Over three decades, Meta taught some 2,500 students, and provided a Christian example for them and their families. Many of her students became Christians. Several went on to become political and business leaders in the new State of Oklahoma. In recognition of her life's work, in 1939, she was inducted into the Oklahoma Hall of Fame.
In short, Meta Chestnutt, who died at Chickasha, Oklahoma in 1948, was one of the most successful bi-vocational missionaries in the history of the Stone-Campbell Movement.
 Eva Heiliger, "Born to Meet Adversity (and Rise Above It)," 1-3. Meta Chestnutt Sager Collection, box 1, folders 6 and 7, Research Division, Oklahoma Historical Society, Oklahoma City.
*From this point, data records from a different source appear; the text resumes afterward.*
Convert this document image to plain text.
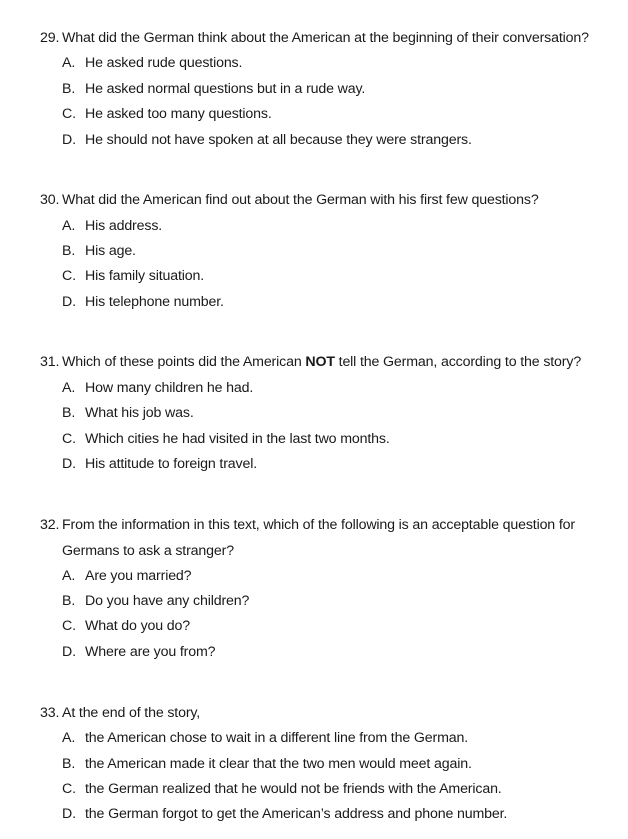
29. What did the German think about the American at the beginning of their conversation?
A. He asked rude questions.
B. He asked normal questions but in a rude way.
C. He asked too many questions.
D. He should not have spoken at all because they were strangers.
30. What did the American find out about the German with his first few questions?
A. His address.
B. His age.
C. His family situation.
D. His telephone number.
31. Which of these points did the American NOT tell the German, according to the story?
A. How many children he had.
B. What his job was.
C. Which cities he had visited in the last two months.
D. His attitude to foreign travel.
32. From the information in this text, which of the following is an acceptable question for
Germans to ask a stranger?
A. Are you married?
B. Do you have any children?
C. What do you do?
D. Where are you from?
33. At the end of the story,
A. the American chose to wait in a different line from the German.
B. the American made it clear that the two men would meet again.
C. the German realized that he would not be friends with the American.
D. the German forgot to get the American’s address and phone number.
A slightly different version of this story appears in Mrs. J. A. Sager, "Some Wildflowers from My Garden of Memory," Meta Chestnutt Sager file, box 10, Historic Oklahoma Biographies Collection, Western History Collections, University of Oklahoma.
 Heiliger, "Born to Meet Adversity," 35-39.
 Meta C. Sager, "Early Grady County History," Chronicles of Oklahoma 17, no. 2 (June 1939): 187. The Oxford English Dictionary defines "nester" as "a person who settles permanently in a cattle-grazing region as a farmer, homesteader, etc." The earliest example of the use of this word dates to 1880.
 Gwen Jackson, "Pioneer Teacher in First Graded Grady County School: Meta Chestnutt Sager of Silver City and Minco," Grady County Historical Society, Chickasha, OK.
 Heiliger, "Born to Meet Adversity," 42-43.
 Meta Chestnutt, "Minco, Ind. Ter." American Home Missionary 1, no. 4 (April 1895): 61-62.